Baba had asked me in the morning to go past the shop he was working in at the time and share my results with him. I considered not going, I mean in all honesty, I even thought about running away. But I did go because I knew if I didn’t, he’d be worried and I am sure if I was more than 30 minutes later than what we had agreed he would have galvanised the whole community and sent out a search party for me!
The walk there felt like I was moving in slow motion, the world around me put into fast forward but ironically before I knew it, I was standing outside the shop. Baba saw me straight away. I mean, I wasn’t exactly inconspicuous – at that time I was about 17 stone (I’m big-boned alright!).
He beckoned me in with a long arm gesture.
I shook my head.
I watched him pass the food he was preparing for one of the customers to his workmate. I read his lips as he spoke to him – kötüdür – simply translated – ‘It’s bad’!
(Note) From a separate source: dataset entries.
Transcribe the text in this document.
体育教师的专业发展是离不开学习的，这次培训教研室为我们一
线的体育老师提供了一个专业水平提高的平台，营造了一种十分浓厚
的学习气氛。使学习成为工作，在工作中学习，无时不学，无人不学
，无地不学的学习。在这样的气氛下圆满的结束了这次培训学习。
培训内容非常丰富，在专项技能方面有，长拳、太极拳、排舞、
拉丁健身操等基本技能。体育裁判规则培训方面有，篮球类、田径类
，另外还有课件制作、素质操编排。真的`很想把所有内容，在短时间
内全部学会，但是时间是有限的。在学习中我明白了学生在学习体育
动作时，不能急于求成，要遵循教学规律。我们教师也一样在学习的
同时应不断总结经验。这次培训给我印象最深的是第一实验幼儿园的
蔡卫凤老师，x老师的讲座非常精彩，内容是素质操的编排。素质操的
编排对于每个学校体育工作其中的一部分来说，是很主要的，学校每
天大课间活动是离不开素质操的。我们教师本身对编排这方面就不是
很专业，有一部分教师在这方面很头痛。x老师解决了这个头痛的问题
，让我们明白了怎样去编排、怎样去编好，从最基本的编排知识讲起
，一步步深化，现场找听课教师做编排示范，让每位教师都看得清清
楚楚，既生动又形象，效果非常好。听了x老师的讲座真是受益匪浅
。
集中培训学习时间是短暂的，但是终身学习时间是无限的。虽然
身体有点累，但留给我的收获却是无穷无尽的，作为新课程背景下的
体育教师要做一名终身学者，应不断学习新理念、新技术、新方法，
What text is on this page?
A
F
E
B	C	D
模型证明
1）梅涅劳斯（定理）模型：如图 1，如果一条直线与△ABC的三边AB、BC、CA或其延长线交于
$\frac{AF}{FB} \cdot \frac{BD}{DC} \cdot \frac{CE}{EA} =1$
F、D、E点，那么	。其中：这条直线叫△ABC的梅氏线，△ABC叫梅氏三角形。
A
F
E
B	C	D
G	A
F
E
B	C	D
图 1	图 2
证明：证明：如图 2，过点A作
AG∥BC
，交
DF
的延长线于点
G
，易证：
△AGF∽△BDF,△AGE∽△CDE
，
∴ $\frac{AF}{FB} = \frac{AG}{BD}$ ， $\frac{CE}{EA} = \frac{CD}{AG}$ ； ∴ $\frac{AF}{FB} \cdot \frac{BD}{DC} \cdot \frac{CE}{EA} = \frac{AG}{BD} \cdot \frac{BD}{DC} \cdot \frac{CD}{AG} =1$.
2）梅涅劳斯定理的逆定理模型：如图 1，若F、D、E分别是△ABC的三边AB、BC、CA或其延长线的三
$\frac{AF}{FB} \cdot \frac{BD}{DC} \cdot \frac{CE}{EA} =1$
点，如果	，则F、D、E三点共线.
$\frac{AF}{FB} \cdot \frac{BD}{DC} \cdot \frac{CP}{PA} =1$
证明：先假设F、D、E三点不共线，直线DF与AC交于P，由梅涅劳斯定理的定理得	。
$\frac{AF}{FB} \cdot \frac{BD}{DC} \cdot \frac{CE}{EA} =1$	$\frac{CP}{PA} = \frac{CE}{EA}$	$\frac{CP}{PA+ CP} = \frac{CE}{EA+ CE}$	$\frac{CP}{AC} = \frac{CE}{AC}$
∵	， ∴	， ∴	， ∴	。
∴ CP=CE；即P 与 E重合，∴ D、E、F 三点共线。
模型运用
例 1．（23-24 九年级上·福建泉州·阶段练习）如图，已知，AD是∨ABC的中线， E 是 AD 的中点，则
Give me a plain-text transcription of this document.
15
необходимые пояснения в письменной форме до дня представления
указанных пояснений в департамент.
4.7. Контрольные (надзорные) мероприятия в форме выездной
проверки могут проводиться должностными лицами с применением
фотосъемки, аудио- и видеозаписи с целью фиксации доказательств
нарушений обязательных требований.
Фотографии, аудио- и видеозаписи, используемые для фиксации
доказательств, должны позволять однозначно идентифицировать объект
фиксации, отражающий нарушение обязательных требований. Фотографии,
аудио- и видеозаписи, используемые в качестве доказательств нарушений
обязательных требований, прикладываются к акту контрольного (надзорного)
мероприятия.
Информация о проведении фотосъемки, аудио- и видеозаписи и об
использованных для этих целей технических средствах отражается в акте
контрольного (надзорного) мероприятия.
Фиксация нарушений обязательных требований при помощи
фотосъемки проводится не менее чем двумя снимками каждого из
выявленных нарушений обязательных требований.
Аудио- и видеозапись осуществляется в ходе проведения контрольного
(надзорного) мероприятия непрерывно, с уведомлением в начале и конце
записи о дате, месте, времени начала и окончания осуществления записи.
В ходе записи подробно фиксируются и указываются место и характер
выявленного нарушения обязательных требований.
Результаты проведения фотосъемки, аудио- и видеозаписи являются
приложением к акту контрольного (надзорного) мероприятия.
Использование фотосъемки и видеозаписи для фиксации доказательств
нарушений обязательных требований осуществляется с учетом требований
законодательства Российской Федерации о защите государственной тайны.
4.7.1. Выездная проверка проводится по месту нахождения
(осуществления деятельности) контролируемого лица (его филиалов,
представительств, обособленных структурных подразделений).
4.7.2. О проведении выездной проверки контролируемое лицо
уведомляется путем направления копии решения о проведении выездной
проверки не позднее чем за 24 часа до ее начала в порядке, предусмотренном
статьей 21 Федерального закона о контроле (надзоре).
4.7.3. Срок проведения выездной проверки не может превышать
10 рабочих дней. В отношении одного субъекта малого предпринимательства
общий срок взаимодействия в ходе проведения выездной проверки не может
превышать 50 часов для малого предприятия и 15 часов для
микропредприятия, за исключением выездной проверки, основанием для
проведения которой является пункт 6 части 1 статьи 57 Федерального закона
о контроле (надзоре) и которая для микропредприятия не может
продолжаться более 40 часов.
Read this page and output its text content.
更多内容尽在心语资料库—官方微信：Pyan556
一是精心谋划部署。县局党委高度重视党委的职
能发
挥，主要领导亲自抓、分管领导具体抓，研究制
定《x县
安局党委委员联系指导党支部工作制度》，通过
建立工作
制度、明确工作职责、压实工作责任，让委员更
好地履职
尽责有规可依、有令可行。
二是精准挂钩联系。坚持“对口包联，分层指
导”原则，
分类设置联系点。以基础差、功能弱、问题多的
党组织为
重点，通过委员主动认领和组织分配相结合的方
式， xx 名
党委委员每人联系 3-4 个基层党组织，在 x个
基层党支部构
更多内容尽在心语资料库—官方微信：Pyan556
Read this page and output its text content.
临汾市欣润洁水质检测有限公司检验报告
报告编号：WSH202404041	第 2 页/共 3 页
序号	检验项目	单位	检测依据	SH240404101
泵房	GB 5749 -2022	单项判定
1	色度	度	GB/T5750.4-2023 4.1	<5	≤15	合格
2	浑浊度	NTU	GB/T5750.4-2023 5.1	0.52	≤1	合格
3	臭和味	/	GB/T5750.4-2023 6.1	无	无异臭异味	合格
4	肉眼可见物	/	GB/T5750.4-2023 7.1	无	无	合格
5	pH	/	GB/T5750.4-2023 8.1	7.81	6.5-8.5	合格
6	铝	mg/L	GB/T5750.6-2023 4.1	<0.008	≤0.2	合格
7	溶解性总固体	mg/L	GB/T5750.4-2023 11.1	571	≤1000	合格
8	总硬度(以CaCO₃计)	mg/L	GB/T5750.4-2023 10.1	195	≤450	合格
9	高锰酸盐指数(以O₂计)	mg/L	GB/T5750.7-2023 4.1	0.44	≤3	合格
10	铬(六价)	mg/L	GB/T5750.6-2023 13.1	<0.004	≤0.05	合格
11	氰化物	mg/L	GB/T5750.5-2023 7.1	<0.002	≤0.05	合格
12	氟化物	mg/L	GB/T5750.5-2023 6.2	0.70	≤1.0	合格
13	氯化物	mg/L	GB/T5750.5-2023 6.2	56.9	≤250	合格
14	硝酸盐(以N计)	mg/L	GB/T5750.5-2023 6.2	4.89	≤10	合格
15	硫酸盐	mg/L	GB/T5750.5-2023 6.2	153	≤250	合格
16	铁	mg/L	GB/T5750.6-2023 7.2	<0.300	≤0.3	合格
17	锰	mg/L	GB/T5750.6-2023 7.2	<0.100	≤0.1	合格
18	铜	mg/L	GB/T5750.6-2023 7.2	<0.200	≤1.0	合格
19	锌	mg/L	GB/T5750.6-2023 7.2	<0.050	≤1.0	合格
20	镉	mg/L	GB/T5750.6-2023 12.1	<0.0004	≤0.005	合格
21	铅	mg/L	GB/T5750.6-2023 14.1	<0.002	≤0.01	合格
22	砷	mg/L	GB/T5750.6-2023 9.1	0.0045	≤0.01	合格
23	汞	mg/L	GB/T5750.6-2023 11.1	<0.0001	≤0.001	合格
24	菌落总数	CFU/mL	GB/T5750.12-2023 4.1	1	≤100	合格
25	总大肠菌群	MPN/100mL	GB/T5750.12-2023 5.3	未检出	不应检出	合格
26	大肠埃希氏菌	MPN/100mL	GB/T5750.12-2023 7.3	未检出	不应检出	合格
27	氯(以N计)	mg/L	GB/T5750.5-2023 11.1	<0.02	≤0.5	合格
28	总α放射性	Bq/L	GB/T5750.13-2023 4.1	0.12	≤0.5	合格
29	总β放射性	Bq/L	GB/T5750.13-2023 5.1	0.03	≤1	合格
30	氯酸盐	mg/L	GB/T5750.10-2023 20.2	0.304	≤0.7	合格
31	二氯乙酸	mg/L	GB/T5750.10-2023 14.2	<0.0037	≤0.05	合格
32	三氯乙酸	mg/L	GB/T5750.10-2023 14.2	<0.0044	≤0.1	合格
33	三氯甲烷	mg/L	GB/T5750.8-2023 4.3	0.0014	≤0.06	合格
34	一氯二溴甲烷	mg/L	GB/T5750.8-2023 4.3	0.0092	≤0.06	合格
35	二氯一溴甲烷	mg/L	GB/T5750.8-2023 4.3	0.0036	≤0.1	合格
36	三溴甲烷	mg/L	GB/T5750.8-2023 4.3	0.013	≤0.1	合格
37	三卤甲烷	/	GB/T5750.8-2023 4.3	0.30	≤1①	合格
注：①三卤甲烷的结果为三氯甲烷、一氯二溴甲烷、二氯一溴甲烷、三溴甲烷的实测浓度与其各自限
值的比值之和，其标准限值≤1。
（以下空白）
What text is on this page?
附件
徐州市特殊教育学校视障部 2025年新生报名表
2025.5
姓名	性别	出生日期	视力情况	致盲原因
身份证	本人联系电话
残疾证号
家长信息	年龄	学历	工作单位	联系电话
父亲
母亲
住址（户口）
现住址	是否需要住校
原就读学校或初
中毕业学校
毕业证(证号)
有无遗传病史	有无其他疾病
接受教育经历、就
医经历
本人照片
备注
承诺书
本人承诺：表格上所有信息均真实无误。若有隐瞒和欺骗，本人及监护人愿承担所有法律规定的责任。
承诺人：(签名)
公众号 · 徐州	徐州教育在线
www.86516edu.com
By the time he got outside, I was leaning on our family car; my legs had gone to jelly (insert weight joke here 😊). I mean, seriously, what was I going to say?
He stood in front of me, and as far as I was concerned, it was just him and me – the world around us melted away. I took a deep breath. Opened my mouth to speak and before I made a sound he said in the calmest and sincerest of tones
“it’s going to be alright son, I love you”.
I sobbed uncontrollably. I couldn’t catch the air around me quick enough to feed my lungs. It was as if I was on top of a mountain where the air is thinner.
I didn’t cry like that again until almost 20 years later. It came as a delayed reaction to the news from the consultant that my father had months to live. Ironically, I was outside a Turkish restaurant while leaning on my car and my sister standing by my side telling me she loved me.
I’ve wiped the phone of my tears several times; the last few paragraphs have reminded me just how much I do miss him.
Our next exchange of words influenced me in such a profound way that it had become part of my being; it changed my outlook on life; it prepared me for what was to come.
It was one of two critical moments in my life regarding my father guiding me through education. The other was just before I went to university (another blog for another time).
He asked me “what are you crying for?” My response – the crux of my pain – “I’ve let you down – I’m so ashamed”.
“My son, you haven’t let me down! You could never let me down. Tell me what you want to do?”
“I want to retake my exams Baba” I couldn’t give him eye contact, my eyes firmly fixed to the pavement.
“Ahh yes… There you go” he placed a reassuring hand on my shoulder while gently tilting my head up with his other hand under my chin. He was smiling and smiling with his eyes. He had the kindest eyes.
“You are a clever boy. Don’t give up. People will tell you you can’t do this and you can’t do that. Fight! That makes me proud”.
He endured a lot of “you can’t” and “you don’ts” in his heartbreakingly short life especially while he was trying his best to provide for his family in a country where he was, in the main, not made to feel welcome.
He never gave up, right until the end.
I don’t give up. Yes, I’ve had to work hard to get to where I am. Some may argue I’ve had to work harder than expected. But I never gave up.
Those of us who have had the misfortune of being on the receiving end of racisim, through no fault of our own but the fault of inequitable systems, have had to fight harder to get to where we are.
We never give up!
Some of those people who do not experience this see this perseverance as “confrontational” or “arrogance”.
Look a little closer and you’ll see the scars – the constant reminders of the battles we have had to endure to get to where we are.